The other day Jairam Ramesh, perhaps wearing the Congress ideologue hat, had pronounced that Uttar Pradesh needs to be divided into four parts. Was this the first salvo in the war for votes in the 2019 elections? Or was it geared to immediate electoral benefits from this critical state in the elections. Or does it reflect his conviction that the backwardness of India among the comity of nations is due to the large size of many states; is balkanising India the single button solution for rapid development, and for removal of poverty, corruption and other evils?
Do we really need existing states to be broken up? What is the national policy? If there is one, why is it not clearly articulated? Is this a ‘State subject’, in which the Centre plays its role depending on its convenience of the moment? Is there no rational, well considered national position in this regard? If not, why is that so? Is that because we are unwilling to look at any major current or potential issue, think it through, and have a strong stance, which would preempt any agitation or demand? Or, use the issue in a crass political fashion for immediate partisan interest?
The Telangana issue has been ‘solved’, by breaking up the Telugu nation into two parts, potentially pitting brother against brother. The Vidarbha demand has been muted for a while, but could resurface in a strong manner if the political circumstances change. There have been many calls for ‘dismemberment’ of Uttar Pradesh to bring in ‘efficiency’ in management. The Bundelkhand regions of Uttar Pradesh and Madhya Pradesh, Bhojpuri region of Uttar Pradesh as well as Mithila area of Bihar are also potential candidates for raising the call of separation. The Gorkhaland bugle has been sounded. The calls are endless; nearly in every current state, there is the possibility of a new demand for creation of separate states.
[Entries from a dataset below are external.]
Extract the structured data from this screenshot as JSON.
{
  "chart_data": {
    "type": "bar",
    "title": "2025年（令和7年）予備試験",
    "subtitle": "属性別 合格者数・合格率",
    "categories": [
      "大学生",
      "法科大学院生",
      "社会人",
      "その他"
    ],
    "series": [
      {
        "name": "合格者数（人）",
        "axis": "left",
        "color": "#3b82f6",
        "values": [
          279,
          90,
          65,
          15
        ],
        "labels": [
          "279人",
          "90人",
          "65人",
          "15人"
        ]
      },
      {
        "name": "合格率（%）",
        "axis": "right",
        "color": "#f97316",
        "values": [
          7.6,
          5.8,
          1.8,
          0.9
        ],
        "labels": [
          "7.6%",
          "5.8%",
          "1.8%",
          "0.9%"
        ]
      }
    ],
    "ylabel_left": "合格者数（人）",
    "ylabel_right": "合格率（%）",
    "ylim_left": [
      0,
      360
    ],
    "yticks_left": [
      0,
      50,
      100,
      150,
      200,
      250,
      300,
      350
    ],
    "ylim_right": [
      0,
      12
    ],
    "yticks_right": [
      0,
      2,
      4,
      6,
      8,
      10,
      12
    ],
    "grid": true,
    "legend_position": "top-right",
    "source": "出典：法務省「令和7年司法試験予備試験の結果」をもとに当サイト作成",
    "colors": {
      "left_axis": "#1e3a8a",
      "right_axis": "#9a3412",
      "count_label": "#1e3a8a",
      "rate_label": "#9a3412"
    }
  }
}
Let us look at past experience in this regard. Assam was broken up into six or seven states; has the region really benefited? Apart from providing a playground for national parties to spread themselves there, and to encourage local insurgency movements, there is no question but that the dismemberment of Assam has had strong negative consequences. Besides, a couple of states in the Northeast, as is well known, have encouraged large-scale migration from Bangladesh, creating much confusion—naturally supported heavily by certain national parties. It cannot be argued credibly that the common man in Jharkhand or Uttarakhand or Chhattisgarh has benefited.
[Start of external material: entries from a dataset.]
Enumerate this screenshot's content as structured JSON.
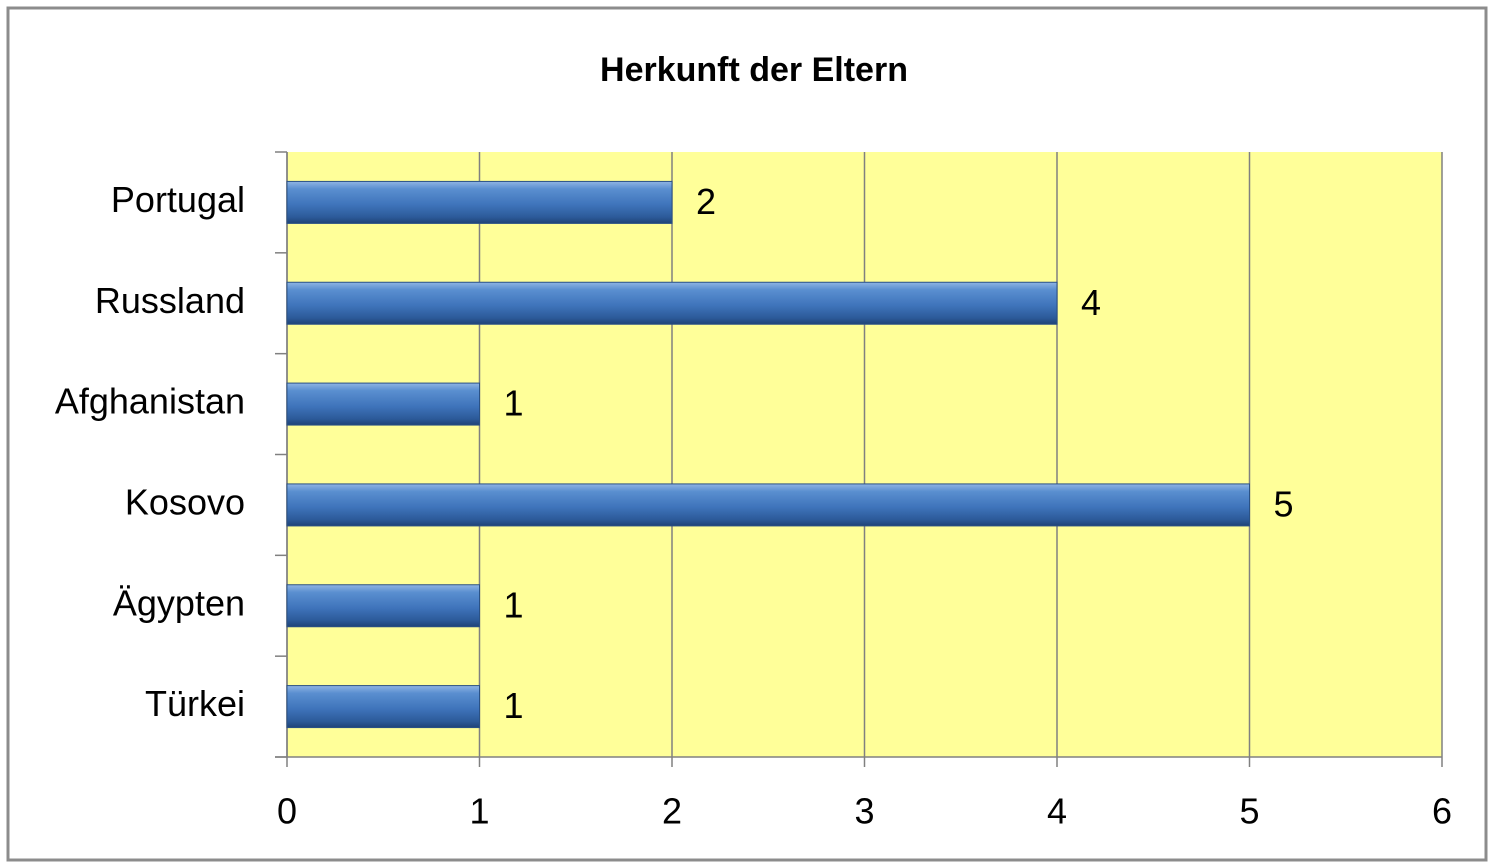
{
  "chart_data": {
    "type": "hbar",
    "title": "Herkunft der Eltern",
    "categories": [
      "Portugal",
      "Russland",
      "Afghanistan",
      "Kosovo",
      "Ägypten",
      "Türkei"
    ],
    "values": [
      2,
      4,
      1,
      5,
      1,
      1
    ],
    "color": "#4f81bd",
    "xlim": [
      0,
      6
    ],
    "xticks": [
      0,
      1,
      2,
      3,
      4,
      5,
      6
    ],
    "grid": true,
    "background": "#ffff99"
  }
}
The proponents of smaller states point out that the quality of governance will improve, since the CM and other ministers can give personal attention to development projects in a smaller, ‘more manageable’ state. Unfortunately, this theory has been disproved by past experience. Besides, there is a logical flaw here—it is precisely the personal attention given by political leaders to individual projects which is deleterious. Division of UP will merely provide the ‘benefit’ of the equivalent of three more Akhilesh Yadavs, Azam Khans, supervised by Mulayam Singhs—hardly a recipe for great success. In a highly corrupt atmosphere, personal attention of political leaders invariably leads to ever-increasing cuts, eating into the value of development projects. The real need is for impersonal development by committed officials who are supervised strictly and are made accountable to the political leadership. The clamour for new smaller states is fuelled by the fact that creation of a new entity will lead to multiplication in the number of ministers, legislators, secretaries and other senior officials, along with other government staff—all non-productive expenditures, which do not benefit the common man or economy. It is not surprising, therefore, that all local politicians and bureaucrats generally strongly support a new state—their opportunity to make a quick buck is much greater.
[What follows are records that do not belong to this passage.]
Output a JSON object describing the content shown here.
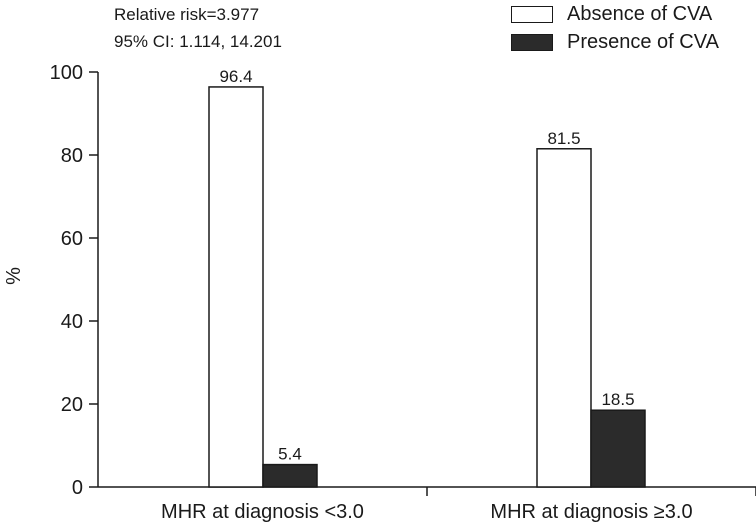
{
  "chart_data": {
    "type": "bar",
    "title": "",
    "xlabel": "",
    "ylabel": "%",
    "ylim": [
      0,
      100
    ],
    "yticks": [
      0,
      20,
      40,
      60,
      80,
      100
    ],
    "categories": [
      "MHR at diagnosis <3.0",
      "MHR at diagnosis ≥3.0"
    ],
    "series": [
      {
        "name": "Absence of CVA",
        "values": [
          96.4,
          81.5
        ],
        "color": "#ffffff",
        "labels": [
          "96.4",
          "81.5"
        ]
      },
      {
        "name": "Presence of CVA",
        "values": [
          5.4,
          18.5
        ],
        "color": "#2b2b2b",
        "labels": [
          "5.4",
          "18.5"
        ]
      }
    ],
    "annotations": [
      "Relative risk=3.977",
      "95% CI: 1.114, 14.201"
    ],
    "grid": false,
    "legend_position": "top-right"
  }
}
Essentially, the quality of governance is the key element; not whether a state is large or small. Decentralisation and accountability in decision-making provides the key. Development administration cannot be centralised, whether it is a small state or a large state. The US has very small states like Maryland and Vermont, or very large states like California and Texas. They all coexist because the officials are highly accountable and the public is watchful. Governance is ‘size-neutral’.
Many of our political pundits have evolved their careers entirely in Delhi, with very little hands-on experience of the circumstances and situations in the states, districts, tehsils, blocks and other sub-formations. Their view of governance is based on a macro picture, without having a feel for the kinds of micro-forces that operate all over the country. It is only political expediency, and the desire to fish in troubled waters, which impels the periodical demand for break-up of states. In a country with over 700 languages and dialects, and myriad mini-cultures, it will be folly to keep the door open for new states on the specious ground of cultural differences or better administration or better governance. The key national issues relate to removal of corruption, provision of a basis for good governance and a concerted move to address the basic challenges—not to befuddle the public with artificial solutions.